“Far from being a selfish decision, I've been able to do things that I think are more important than raising one more human.”
When I was 15, I told my mother that I didn’t want to have children.
She wasn’t happy about that, but she let it be until I was 23 and home from grad school for the summer. Somehow, she arranged a job for me at a childcare centre, doing things like reading and drawing with 5 and 6 year olds. I quit after 1 week.
That experience convinced me – more than anything else had- that I had no interest in being around kids, my own or anyone else’s.
40+ years later, and only once did I have a second thought (a really short one), when I met a guy who I was infatuated with and he wanted kids. I’d think: do I want to be called “mom”?; do I want to have a baby? (even writing that feels strange). Overwhelmingly, no and no, and he and I parted.

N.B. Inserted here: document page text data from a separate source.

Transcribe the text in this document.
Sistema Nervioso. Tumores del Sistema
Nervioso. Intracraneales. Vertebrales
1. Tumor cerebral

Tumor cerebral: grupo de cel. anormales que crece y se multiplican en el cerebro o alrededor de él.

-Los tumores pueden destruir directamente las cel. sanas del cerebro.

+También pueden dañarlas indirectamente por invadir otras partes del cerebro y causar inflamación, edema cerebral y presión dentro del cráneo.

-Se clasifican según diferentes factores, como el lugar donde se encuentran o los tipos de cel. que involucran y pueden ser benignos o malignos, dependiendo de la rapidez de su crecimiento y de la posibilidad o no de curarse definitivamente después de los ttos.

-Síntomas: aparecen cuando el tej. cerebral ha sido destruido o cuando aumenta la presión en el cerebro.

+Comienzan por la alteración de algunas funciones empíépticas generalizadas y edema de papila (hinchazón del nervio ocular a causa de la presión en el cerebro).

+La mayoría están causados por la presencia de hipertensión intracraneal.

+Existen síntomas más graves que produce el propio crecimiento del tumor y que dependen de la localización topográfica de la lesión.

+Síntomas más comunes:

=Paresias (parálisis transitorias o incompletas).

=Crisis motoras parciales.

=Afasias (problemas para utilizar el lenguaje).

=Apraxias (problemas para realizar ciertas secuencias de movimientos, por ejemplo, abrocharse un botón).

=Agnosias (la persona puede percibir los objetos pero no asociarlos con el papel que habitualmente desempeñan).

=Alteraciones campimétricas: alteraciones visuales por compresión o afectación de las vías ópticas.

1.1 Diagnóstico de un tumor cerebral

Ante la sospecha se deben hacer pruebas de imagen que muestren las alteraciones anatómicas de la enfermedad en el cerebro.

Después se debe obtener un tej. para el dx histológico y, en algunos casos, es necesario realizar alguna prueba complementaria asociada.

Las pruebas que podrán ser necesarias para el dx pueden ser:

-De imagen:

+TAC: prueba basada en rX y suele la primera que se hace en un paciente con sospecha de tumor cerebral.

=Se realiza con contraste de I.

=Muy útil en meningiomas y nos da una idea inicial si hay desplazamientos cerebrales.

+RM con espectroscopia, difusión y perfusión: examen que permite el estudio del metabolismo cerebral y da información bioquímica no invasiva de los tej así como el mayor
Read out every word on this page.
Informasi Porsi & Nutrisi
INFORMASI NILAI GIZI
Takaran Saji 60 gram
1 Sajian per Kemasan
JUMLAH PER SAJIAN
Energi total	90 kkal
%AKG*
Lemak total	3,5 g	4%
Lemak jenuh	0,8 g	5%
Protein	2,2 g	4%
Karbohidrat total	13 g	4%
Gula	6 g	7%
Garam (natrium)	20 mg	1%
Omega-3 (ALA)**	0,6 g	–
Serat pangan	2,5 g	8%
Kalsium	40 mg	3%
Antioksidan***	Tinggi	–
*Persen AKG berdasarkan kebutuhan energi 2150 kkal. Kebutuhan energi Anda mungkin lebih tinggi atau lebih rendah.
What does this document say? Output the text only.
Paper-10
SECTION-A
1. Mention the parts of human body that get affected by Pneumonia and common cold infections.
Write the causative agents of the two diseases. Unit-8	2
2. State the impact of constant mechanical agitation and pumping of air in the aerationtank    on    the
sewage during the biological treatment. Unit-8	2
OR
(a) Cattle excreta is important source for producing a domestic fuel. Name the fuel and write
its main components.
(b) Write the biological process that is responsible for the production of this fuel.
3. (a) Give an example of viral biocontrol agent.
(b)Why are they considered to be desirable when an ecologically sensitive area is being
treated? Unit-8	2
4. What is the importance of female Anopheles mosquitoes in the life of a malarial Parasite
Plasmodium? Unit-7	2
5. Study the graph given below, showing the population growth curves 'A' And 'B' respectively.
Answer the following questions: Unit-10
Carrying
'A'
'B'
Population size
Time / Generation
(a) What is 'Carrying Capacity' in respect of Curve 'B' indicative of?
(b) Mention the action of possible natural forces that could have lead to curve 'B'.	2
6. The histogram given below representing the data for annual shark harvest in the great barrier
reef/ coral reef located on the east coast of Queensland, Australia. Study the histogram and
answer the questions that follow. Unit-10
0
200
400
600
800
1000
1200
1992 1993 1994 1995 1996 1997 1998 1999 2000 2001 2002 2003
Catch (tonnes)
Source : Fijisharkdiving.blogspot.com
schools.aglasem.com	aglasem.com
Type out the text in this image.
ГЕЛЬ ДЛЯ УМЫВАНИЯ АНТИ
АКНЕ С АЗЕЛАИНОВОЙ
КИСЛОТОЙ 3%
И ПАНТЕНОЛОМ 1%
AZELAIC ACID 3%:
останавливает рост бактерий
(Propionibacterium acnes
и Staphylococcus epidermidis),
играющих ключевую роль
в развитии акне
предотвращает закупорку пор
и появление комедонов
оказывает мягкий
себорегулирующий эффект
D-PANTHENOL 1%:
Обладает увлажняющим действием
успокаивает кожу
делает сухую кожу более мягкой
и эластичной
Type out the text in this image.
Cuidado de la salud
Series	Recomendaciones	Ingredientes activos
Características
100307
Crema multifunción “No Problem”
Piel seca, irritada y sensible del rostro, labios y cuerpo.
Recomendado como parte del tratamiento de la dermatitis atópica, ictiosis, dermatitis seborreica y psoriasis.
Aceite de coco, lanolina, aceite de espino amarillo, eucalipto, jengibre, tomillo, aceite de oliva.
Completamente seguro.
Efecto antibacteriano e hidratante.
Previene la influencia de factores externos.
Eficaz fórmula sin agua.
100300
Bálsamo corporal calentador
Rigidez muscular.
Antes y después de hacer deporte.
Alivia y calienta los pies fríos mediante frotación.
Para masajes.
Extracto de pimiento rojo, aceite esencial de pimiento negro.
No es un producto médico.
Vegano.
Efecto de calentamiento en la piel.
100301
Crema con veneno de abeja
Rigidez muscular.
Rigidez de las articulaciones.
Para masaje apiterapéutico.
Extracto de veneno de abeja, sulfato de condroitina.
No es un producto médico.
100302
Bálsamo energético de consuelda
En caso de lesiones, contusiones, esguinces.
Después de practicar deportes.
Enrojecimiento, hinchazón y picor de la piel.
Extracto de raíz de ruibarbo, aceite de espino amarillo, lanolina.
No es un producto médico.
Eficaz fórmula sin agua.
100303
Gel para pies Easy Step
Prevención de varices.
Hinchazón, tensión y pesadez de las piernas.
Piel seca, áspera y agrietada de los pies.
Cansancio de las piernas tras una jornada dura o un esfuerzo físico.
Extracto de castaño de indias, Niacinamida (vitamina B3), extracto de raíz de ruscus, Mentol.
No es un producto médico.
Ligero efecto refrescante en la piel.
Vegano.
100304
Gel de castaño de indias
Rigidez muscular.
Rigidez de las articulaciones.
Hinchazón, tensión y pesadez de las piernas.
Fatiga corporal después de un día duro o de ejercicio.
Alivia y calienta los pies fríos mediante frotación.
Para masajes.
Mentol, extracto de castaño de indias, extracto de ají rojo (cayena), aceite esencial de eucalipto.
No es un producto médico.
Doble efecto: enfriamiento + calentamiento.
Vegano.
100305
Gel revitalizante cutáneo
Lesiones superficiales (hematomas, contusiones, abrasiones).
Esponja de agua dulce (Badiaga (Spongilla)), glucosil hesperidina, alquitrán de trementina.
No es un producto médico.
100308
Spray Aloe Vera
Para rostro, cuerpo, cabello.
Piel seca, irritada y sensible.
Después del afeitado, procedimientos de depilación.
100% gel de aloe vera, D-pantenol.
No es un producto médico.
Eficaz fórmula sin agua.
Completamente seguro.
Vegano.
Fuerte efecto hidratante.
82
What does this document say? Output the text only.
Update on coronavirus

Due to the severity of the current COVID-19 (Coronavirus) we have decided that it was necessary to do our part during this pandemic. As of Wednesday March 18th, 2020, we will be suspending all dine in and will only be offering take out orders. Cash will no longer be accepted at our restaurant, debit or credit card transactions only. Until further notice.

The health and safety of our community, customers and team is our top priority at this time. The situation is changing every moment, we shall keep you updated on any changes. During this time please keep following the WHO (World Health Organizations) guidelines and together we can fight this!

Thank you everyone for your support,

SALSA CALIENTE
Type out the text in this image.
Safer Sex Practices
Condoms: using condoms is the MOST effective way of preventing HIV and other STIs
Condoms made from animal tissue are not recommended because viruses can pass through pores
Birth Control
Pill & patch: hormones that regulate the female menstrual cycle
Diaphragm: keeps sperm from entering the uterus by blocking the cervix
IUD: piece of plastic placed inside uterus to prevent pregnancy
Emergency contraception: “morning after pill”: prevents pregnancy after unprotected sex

I just never felt the desire. If I hear a dog cry, it reaches me inside, I feel the cry. When I hear a baby cry, I feel nothing (except on airplanes, I feel annoyance).
Far from being a selfish decision, which some people oddly still believe it is, I’ve been able to do things that I think are more important than raising one more human; I’m sure I wouldn’t have had the time, energy, and ability if I wasn’t childfree.
For 40 years, I’ve worked in biodiversity conservation in the US, Central/South America, Caribbean, and Africa. While doing that, in 2007, I started Animal-Kind International, a US nonprofit supporting animal welfare organisations in Africa and Latin America/Caribbean. I’ve always volunteered at animal shelters and rescues and with the elderly.